Une aspiration que Laura Poillet-Perez nourrit depuis bien longtemps. « J’ai toujours voulu comprendre comment fonctionnent les choses. Et la recherche me permet d’assouvir ce besoin », note la jeune femme. La discipline lui procure une véritable forme d’épanouissement : « Mon travail a un sens. Je me sens utile. C’est cela qui me motive tous les matins quand je me lève. »
Un sentiment né d’un héritage familial. La présence de maladies auto-immunes dans son entourage proche l’a fortement influencée : « Il ne s’agit pas de cas graves, mais cela m’a donné envie de me diriger vers l’observation des pathologies, pour soulager ceux qui souffrent de manière générale. » C’est cette même logique qui l’a amenée à se spécialiser. Travailler sur le cancer lui donnant l’opportunité de venir en aide à de nombreux patients.

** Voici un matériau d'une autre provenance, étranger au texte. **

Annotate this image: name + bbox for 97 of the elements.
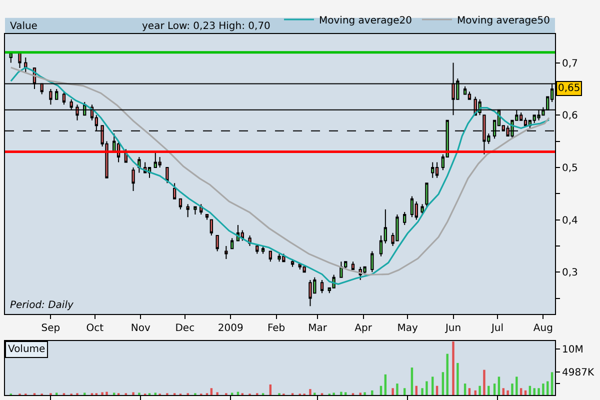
bar [511,384,514,395]
y-tick-label: 0,6 [562,110,578,122]
x-tick-label: Dec [175,323,195,334]
bar [410,368,414,395]
candlestick [224,245,228,260]
candlestick [49,88,52,106]
annotation: Period: Daily [10,300,74,311]
y-tick-label: 0,7 [562,58,578,70]
bar [474,390,476,395]
x-tick-label: Aug [533,323,553,334]
candlestick [425,182,428,208]
bar [483,370,486,395]
x-tick-label: Mar [308,323,328,334]
candlestick [351,261,355,270]
bar [533,388,536,395]
candlestick [370,250,374,273]
text: year Low: 0,23 High: 0,70 [142,21,270,32]
bar [442,372,444,395]
candlestick [308,279,312,307]
bar [493,384,496,395]
candlestick [178,198,182,210]
y-tick-label: 0,5 [562,162,578,174]
candlestick [261,245,265,254]
bar [446,354,448,395]
candlestick [205,214,209,220]
y-tick-label: 4987K [562,368,594,379]
bar [371,390,374,395]
bar [392,388,394,395]
candlestick [194,206,197,216]
text: Value [10,21,38,32]
y-tick-label: 0,3 [562,268,578,279]
bar [269,384,272,395]
x-tick-label: Apr [354,323,373,334]
bar [384,374,387,395]
bar [516,376,518,395]
x-tick-label: Jul [490,323,504,334]
candlestick [268,250,272,262]
y-tick-label: 10M [562,344,584,356]
bar [403,388,406,395]
candlestick [172,182,176,200]
x-tick-label: Nov [130,323,150,334]
candlestick [158,156,162,168]
bar [542,384,544,395]
annotation: 0,65 [558,83,580,94]
candlestick [62,91,66,106]
candlestick [230,238,234,250]
bar [452,341,454,395]
bar [550,372,554,395]
x-tick-label: Oct [86,323,104,334]
candlestick [186,204,190,218]
bar [468,388,471,395]
candlestick [290,258,294,268]
bar [309,389,312,395]
candlestick [166,166,169,184]
legend-label: Moving average50 [456,15,550,26]
x-tick-label: Feb [267,323,286,334]
candlestick [435,162,439,178]
bar [106,392,108,395]
bar [502,388,504,395]
bar [456,362,459,395]
candlestick [216,235,219,252]
candlestick [403,211,406,226]
candlestick [431,162,434,178]
candlestick [302,266,306,273]
bar [101,392,104,395]
bar [132,392,134,395]
legend-label: Moving average20 [319,15,412,26]
candlestick [55,88,58,100]
x-tick-label: Sep [41,323,60,334]
candlestick [210,219,214,236]
bar [538,388,540,395]
candlestick [410,196,414,218]
bar [421,388,424,395]
candlestick [132,166,135,192]
candlestick [420,204,424,216]
bar [478,386,481,395]
candlestick [340,261,343,278]
bar [506,390,509,395]
bar [432,376,434,395]
bar [364,392,366,395]
bar [464,384,466,395]
bar [426,381,428,395]
bar [520,388,522,395]
candlestick [256,245,259,254]
bar [340,392,342,395]
candlestick [320,279,324,294]
x-tick-label: Jun [444,323,462,334]
chart-title: Volume [8,344,46,355]
bar [216,392,218,395]
bar [396,384,398,395]
bar [498,376,500,395]
x-tick-label: May [397,323,418,334]
bar [210,388,213,395]
candlestick [18,52,22,69]
bar [488,386,490,395]
x-tick-label: 2009 [218,323,244,334]
y-tick-label: 0,4 [562,215,578,226]
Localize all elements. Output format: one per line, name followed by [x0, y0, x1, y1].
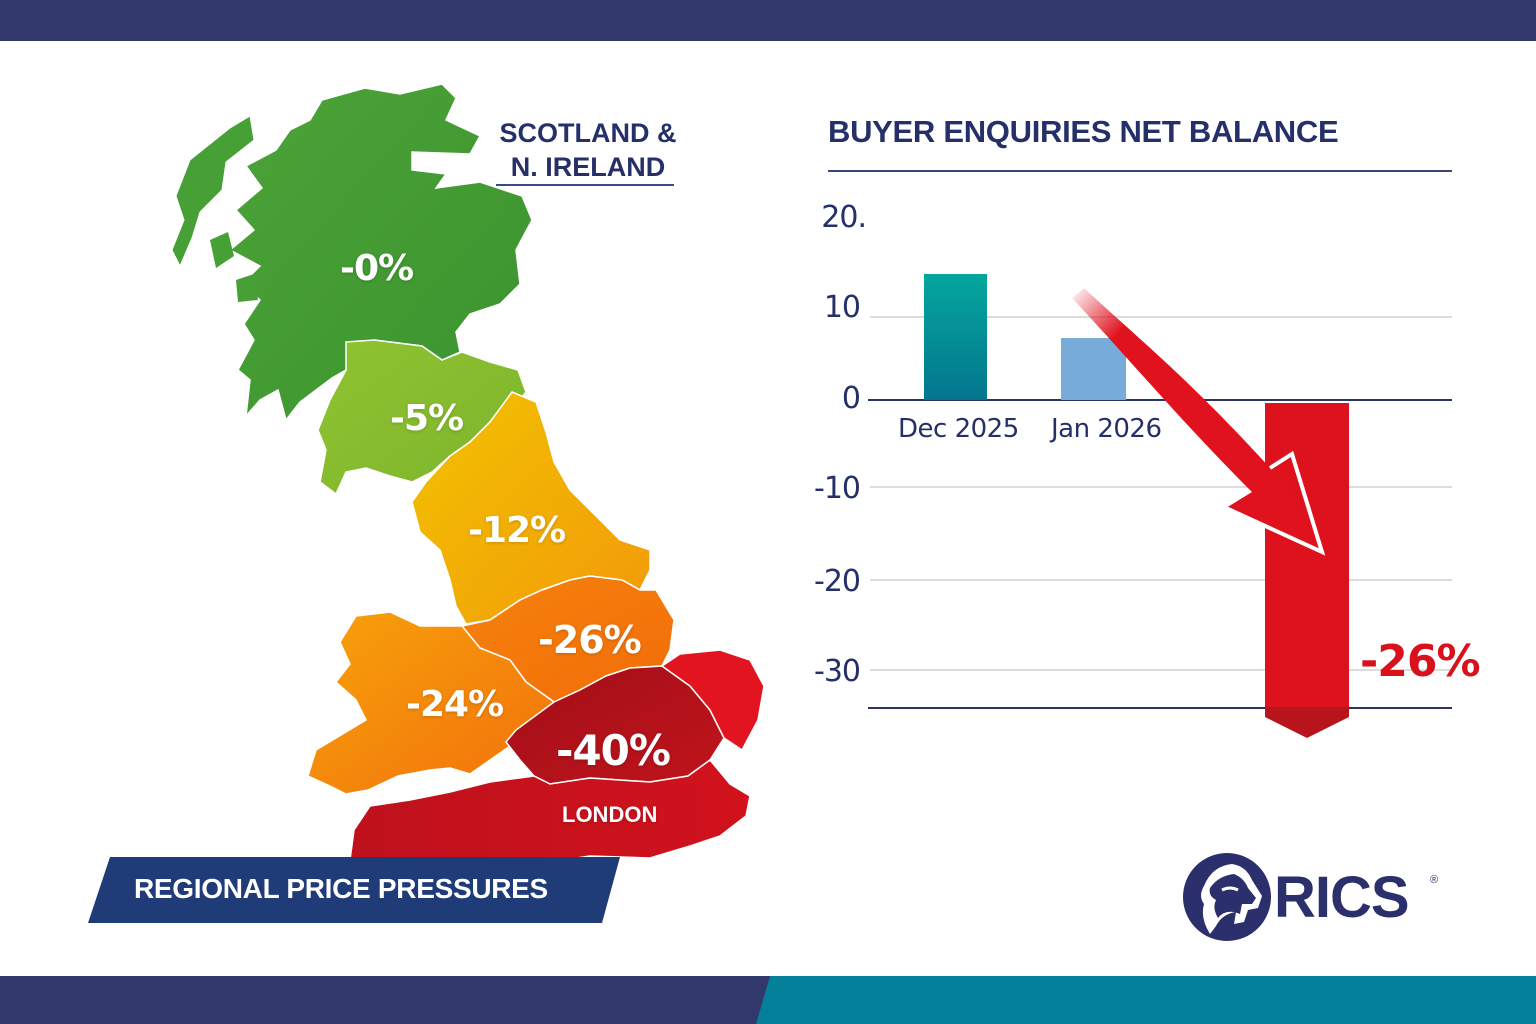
y-tick-neg10: -10: [814, 471, 861, 506]
scotland-heading-underline: [496, 184, 674, 186]
scotland-heading-line1: SCOTLAND &: [499, 118, 677, 148]
lion-emblem-icon: [1183, 853, 1271, 941]
uk-regional-map: -0% -5% -12% -26% -24% -40% LONDON: [150, 70, 790, 870]
x-label-dec-2025: Dec 2025: [898, 414, 1019, 444]
regional-price-banner: REGIONAL PRICE PRESSURES: [88, 857, 620, 923]
bottom-footer-band: [0, 976, 1536, 1024]
region-value-wales-west: -24%: [406, 684, 504, 725]
region-wales-west: [307, 611, 555, 795]
gridline-neg30: [870, 669, 1452, 671]
y-tick-20: 20.: [821, 200, 867, 235]
region-east-anglia: [660, 649, 765, 752]
rics-wordmark: RICS: [1274, 865, 1410, 930]
region-scotland-isles: [171, 115, 255, 268]
london-label: LONDON: [562, 802, 658, 827]
y-tick-0: 0: [841, 381, 861, 416]
bar-latest-negative: [1265, 403, 1349, 709]
registered-mark: ®: [1430, 874, 1439, 886]
chart-title-rule: [828, 170, 1452, 172]
gridline-neg10: [870, 486, 1452, 488]
rics-logo: RICS ®: [1182, 852, 1452, 942]
region-value-scotland: -0%: [340, 248, 414, 289]
banner-title: REGIONAL PRICE PRESSURES: [134, 873, 548, 904]
gridline-10: [870, 316, 1452, 318]
gridline-neg20: [870, 579, 1452, 581]
scotland-heading: SCOTLAND & N. IRELAND: [488, 116, 688, 184]
top-header-band: [0, 0, 1536, 41]
x-label-jan-2026: Jan 2026: [1051, 414, 1162, 444]
region-borders: [317, 339, 527, 496]
zero-axis-line: [868, 399, 1452, 401]
downward-trend-arrow-icon: [1070, 270, 1350, 570]
bar-latest-chevron-tip: [1265, 707, 1349, 738]
region-value-north: -12%: [468, 510, 566, 551]
region-value-london: -40%: [556, 726, 671, 775]
region-value-borders: -5%: [390, 398, 464, 439]
bottom-axis-line: [868, 707, 1452, 709]
y-tick-neg30: -30: [814, 654, 861, 689]
scotland-heading-line2: N. IRELAND: [510, 152, 666, 182]
bar-dec-2025: [924, 274, 987, 400]
chart-title: BUYER ENQUIRIES NET BALANCE: [828, 114, 1339, 149]
negative-value-callout: -26%: [1360, 636, 1481, 687]
y-tick-neg20: -20: [814, 564, 861, 599]
y-tick-10: 10: [823, 290, 861, 325]
region-value-midlands: -26%: [538, 618, 642, 662]
bar-jan-2026: [1061, 338, 1126, 400]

Et pour se donner les meilleures chances d’y parvenir, c’est aux États-Unis qu’elle part faire ses armes. Durant 5 ans, elle intègre l’équipe du Dr Eileen White dans le prestigieux Rutgers Cancer Institute of New Jersey. En plus d’y perfectionner son anglais, elle découvre une manière différente d’appréhender la recherche. « Là-bas, plus de moyens sont alloués aux chercheurs. Le travail y est par conséquent plus facile et plus rapide », constate-t-elle.
Puis, l’année dernière, c’est à Toulouse que Laura Poillet-Perez vient poser ses valises. Originaire de Franche-Comté, la post-doctorante rejoint le laboratoire Metamal (métabolisme et résistance thérapeutique dans les leucémies aiguës myéloïdes) du Dr Jean-Emmanuel Sarry. Elle y prendra d’ailleurs, en 2022, un poste de chargée de recherche.
Un contrat qu’elle a décroché à force de ténacité. D’abord, parce que le secteur d’activité est très exigeant. Et chronophage. « Il est facile de se décourager. Mais j’ai appris la persévérance dans ce métier », confie-t-elle. Un trait de caractère qui la définit aujourd’hui, mais sur lequel elle a dû travailler, « motivée par ma passion pour mon métier ». Investissement parfois même excessif. « Pendant les trois années de ma thèse, je ne faisais que ça. La recherche monopolisait tout mon temps », concède Laura Poillet-Perez.
Mais, elle a appris à relativiser. À mieux équilibrer sa vie professionnelle et privée. « L’arrivée de ma fille, il y a trois ans, m’a beaucoup aidé », lance-t-elle en souriant. Une nouvelle harmonie dont la jeune femme profite aujourd’hui. « Tout est question d’organisation. Je passe moins de temps au travail mais j’y suis plus efficace », observe-t-elle, « malgré ce que peuvent penser mes confrères masculins ! » Un sarcasme loin d’être anodin.
En effet, Laura Poillet-Perez estime avoir dû prouver sa légitimité. « En tant que femme, elle est potentiellement une future mère. Elle délaissera son travail pour sa vie de famille », pensait-on autour d’elle. Mais elle a su démontrer l’aberration de cette réflexion qui ne s’applique pas aux hommes. « Au contraire, lorsque je suis devenue maman, j’ai développé de nouvelles capacités d’adaptation, d’organisation… et j’ai gagné en performance », assure-t-elle.
Un sexisme ambiant, qui n’est pas propre au milieu de la recherche mais qui y reste très prégnant. C’est pour lutter contre ce dernier que la Fondation L’Oréal et l’Unesco ont créé le Prix Jeunes Talents pour les femmes et la science. Distinction que Laura Poillet-Perez a reçu le 7 octobre dernier pour saluer son travail. « Cette récompense permettra, j’espère, d’encourager les filles à se tourner vers la recherche et à faire reculer le sexisme », souhaite-t-elle. Elle recevra également une bourse de 15 000 euros et bénéficiera d’un programme de formation au leadership afin d’avoir les moyens de briser plus facilement le fameux plafond de verre.